Какими мотивациями — вне политических комментариев — руководствуются участники новой интеграционной инициативы? Для Владимира Путина это, конечно же, инструмент, которым будут обеспечены интересы российского бизнеса на постсоветском пространстве. Вместе с тем Россия избавляется от балласта — центральноазиатских и закавказских стран, и так в большинстве своем или остающихся вне сферы ее влияния, или находящихся в этой сфере фрагментарно, а не целыми регионами. И сообщает Западу, где будет проходить ее граница — и реальная, и геополитическая. Для Леонида Кучмы сегодня и Нурсултана Назарбаева завтра участие в такой модели сотрудничества — еще одна возможность обеспечить интересы своих группировок по окончании их президентств. Ну а Лукашенко просто вынужден присоединиться к более сильным игрокам.
Что из этого может получиться на самом деле? Ответить на этот вопрос не менее рискованно, нежели было в декабре 1991-го отвечать на вопрос о перспективах СНГ. Тем не менее и тогда многие не сомневались, что Содружество является российской победой и началом конца украинской независимости. А СНГ оказалось просто несостоятельной организацией. И теперь президентам пришлось просто это констатировать, как и беспомощность других интеграционных моделей, — и придумать что-то новое. Это новое является констатацией простого факта: разговор на одном языке возможен только на европейском пространстве бывшего Союза. Россияне, конечно же, уверены, что этот язык будет русским.

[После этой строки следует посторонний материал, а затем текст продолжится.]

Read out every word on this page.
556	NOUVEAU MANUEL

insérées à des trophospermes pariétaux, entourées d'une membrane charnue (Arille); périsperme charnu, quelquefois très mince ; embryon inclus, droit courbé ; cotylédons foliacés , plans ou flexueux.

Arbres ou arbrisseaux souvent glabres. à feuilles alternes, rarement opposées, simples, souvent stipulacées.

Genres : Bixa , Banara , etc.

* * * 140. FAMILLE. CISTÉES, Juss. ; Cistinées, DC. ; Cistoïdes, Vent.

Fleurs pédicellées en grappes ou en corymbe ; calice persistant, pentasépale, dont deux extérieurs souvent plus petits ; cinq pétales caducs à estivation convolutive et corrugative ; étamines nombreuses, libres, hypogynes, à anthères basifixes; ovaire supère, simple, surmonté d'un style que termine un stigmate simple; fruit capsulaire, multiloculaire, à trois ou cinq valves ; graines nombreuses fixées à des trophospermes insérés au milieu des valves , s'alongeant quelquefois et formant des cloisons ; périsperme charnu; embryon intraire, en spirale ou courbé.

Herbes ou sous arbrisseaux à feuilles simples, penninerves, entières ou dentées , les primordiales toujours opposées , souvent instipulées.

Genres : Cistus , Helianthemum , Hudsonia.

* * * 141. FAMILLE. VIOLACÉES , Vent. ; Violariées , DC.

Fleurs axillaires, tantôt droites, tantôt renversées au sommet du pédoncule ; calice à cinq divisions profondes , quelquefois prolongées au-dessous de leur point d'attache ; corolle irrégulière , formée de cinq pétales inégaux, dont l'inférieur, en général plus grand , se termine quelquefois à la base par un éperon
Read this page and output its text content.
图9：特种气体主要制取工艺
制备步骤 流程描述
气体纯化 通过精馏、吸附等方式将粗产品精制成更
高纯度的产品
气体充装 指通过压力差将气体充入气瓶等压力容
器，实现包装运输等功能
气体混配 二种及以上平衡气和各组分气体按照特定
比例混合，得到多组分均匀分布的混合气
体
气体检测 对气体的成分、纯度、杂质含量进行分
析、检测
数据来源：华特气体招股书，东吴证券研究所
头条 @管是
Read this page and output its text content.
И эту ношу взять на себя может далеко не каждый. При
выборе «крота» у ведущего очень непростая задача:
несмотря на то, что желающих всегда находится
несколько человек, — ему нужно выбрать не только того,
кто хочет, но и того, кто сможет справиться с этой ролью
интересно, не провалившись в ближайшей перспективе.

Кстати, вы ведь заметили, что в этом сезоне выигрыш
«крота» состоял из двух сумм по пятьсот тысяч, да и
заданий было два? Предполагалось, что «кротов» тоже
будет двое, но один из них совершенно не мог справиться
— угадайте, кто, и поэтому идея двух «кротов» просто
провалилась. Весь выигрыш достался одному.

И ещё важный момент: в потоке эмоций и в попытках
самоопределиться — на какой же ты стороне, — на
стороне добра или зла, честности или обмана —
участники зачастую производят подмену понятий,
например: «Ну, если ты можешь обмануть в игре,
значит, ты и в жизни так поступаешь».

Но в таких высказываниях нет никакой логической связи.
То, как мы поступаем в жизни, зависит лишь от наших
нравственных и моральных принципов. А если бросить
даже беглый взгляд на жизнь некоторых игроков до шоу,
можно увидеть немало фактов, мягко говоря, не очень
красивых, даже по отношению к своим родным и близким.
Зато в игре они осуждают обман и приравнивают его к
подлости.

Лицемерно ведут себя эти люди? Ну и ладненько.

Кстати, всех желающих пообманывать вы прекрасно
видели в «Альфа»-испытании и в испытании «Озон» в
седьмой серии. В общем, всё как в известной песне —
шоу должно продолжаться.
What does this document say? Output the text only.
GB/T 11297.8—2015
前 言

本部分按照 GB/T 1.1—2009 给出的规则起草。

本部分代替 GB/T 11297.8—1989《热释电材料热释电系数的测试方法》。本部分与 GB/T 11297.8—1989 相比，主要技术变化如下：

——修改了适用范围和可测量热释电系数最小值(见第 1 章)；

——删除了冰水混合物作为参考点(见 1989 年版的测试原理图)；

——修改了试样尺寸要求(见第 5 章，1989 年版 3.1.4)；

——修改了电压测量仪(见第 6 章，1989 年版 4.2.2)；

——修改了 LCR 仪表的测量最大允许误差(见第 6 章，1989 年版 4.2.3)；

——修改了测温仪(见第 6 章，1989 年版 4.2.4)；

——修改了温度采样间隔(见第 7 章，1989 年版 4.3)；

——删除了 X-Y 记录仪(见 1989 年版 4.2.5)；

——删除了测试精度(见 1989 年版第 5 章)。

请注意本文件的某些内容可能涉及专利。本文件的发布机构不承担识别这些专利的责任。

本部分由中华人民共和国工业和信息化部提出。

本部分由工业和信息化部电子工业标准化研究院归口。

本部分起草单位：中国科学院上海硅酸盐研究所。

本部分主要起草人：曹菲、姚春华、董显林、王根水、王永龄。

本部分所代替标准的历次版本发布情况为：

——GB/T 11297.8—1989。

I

Однако договоренность президентов состоялась во время, когда вырисовываются контуры объединенной Европы. Точнее — разъединенных Европ. Потому что уже сейчас понятно, что Европ будет по крайней мере две — «старая» и «новая», по точной терминологии американского министра обороны Дональда Рамсфельда. Украина, вероятно, имела шанс стать частью «новой», атлантически настроенной Европы, если бы успела провести необходимые преобразования. Однако дверь уже захлопнулась, теперь Европы долго будут привыкать друг к другу. Вместе с тем «старая Европа» заинтересована в России, надеясь, что Москва поможет ей в полемике с атлантистами. Россия в этом отдает себе отчет. И знает, что между ней и расширенным Евросоюзом — как раз Украина (и Беларусь). Так рядом с двумя Европами неожиданно возникает третья, почти Евразия, в которую Украина, неожиданно для себя, попадает. Хотелось во вторую? Но для этого мы должны были иначе прожить эти десять лет. А теперь от нас зависит немногое — чтобы эта «третья Европа» не стала просто Россией...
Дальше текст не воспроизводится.